Projet de loi de finances pour 2009 : Recherche et enseignement supérieur

 

2. Les effets du CIR doivent être nuancés et surtout évalués

Le Gouvernement souligne que la réforme effectuée en 2008 vise à faire du CIR un facteur clé de l'attractivité de notre pays. Il est conçu comme un outil anti délocalisations des centres de recherche : la France dispose en effet aujourd'hui de la fiscalité la plus avantageuse en Europe pour les centres de recherche.

Le CIR est par ailleurs conçu comme un outil de stimulation de l'effort des PME : la part du CIR revenant aux PME après la réforme s'élèvera à 35 %, alors qu'elles n'engagent que 19 % des dépenses nationales de recherche-développement.

Le rapport remis par le Gouvernement au Parlement en septembre 2008 sur le CIR, en application de l'article 34 de la loi de programme n° 2006-450 pour la recherche, indique que, selon des études menées en France sur la période 1993-2003, 1 euro de CIR contribue à des dépenses supplémentaires de recherche en entreprise comprises entre 1 et 3,3 euros.

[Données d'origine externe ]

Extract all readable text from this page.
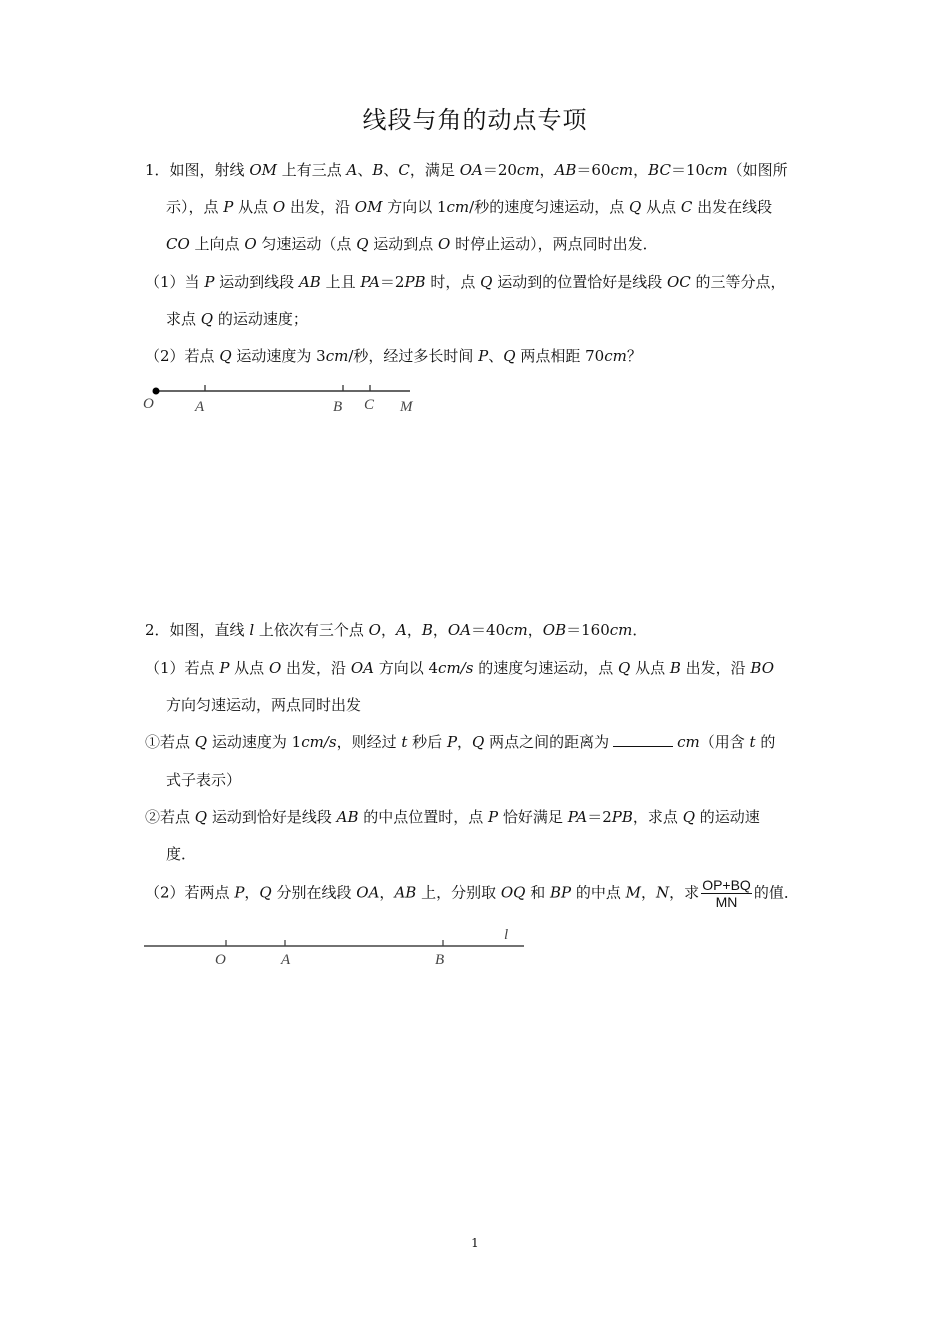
线段与角的动点专项
1．如图，射线 OM 上有三点 A、B、C，满足 OA＝20cm，AB＝60cm，BC＝10cm（如图所
示），点 P 从点 O 出发，沿 OM 方向以 1cm/秒的速度匀速运动，点 Q 从点 C 出发在线段
CO 上向点 O 匀速运动（点 Q 运动到点 O 时停止运动），两点同时出发．
（1）当 P 运动到线段 AB 上且 PA＝2PB 时，点 Q 运动到的位置恰好是线段 OC 的三等分点，
求点 Q 的运动速度；
（2）若点 Q 运动速度为 3cm/秒，经过多长时间 P、Q 两点相距 70cm？
O	A	B C M
2．如图，直线 l 上依次有三个点 O，A，B，OA＝40cm，OB＝160cm．
（1）若点 P 从点 O 出发，沿 OA 方向以 4cm/s 的速度匀速运动，点 Q 从点 B 出发，沿 BO
方向匀速运动，两点同时出发
①若点 Q 运动速度为 1cm/s，则经过 t 秒后 P，Q 两点之间的距离为	cm（用含 t 的
式子表示）
②若点 Q 运动到恰好是线段 AB 的中点位置时，点 P 恰好满足 PA＝2PB，求点 Q 的运动速
度．
（2）若两点 P，Q 分别在线段 OA，AB 上，分别取 OQ 和 BP 的中点 M，N，求 $\frac{OP+BQ}{MN}$ 的值．
O	A	B
l
1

Cette évaluation ne tient cependant pas compte de la dernière réforme du CIR : ces résultats ne peuvent donc être extrapolés sur la période suivante.

Même si un consensus existe aujourd'hui sur l'efficacité du CIR comme moyen d'intervention publique pour inciter les entreprises à accroître leurs dépenses de recherche9(*), vos rapporteurs pour avis relèvent que plusieurs éléments doivent conduire à un jugement plus prudent sur l'augmentation prévue en 2009 :

- d'une part, dans le contexte actuel de crise économique et financière, on ne peut que redouter que les entreprises diminuent leurs investissements, ce qui pourrait se traduire par une baisse des dépenses ouvrant droit au CIR. Il paraît donc difficile de prévoir que l'effort de recherche des entreprises justifiera un accroissement du crédit d'impôt de plusieurs centaines de millions d'euros ;

- d'autre part, une nouvelle évaluation du dispositif est nécessaire après la réforme conduite en 2007. Cette évaluation pourrait notamment porter sur l'impact du CIR selon la taille des entreprises. Dans un rapport récent10(*), le Conseil d'analyse économique (CAE) souligne que la France présente un déficit de dépenses en R&D pour les entreprises de taille moyenne (entre 50 et 500 salariés) et que « la réforme du CIR n'est pas susceptible d'inverser ce phénomène puisqu'elle est davantage axée sur les entreprises dont l'effectif salarié est supérieur à 1000 ». Le CIR doit donc être ciblé vers les PME et les jeunes entreprises, d'autant qu'il peut conduire à des effets d'aubaine pour les grandes entreprises et ne pas constituer pour ces dernières une véritable incitation à localiser ou relocaliser leurs activités de recherche en France.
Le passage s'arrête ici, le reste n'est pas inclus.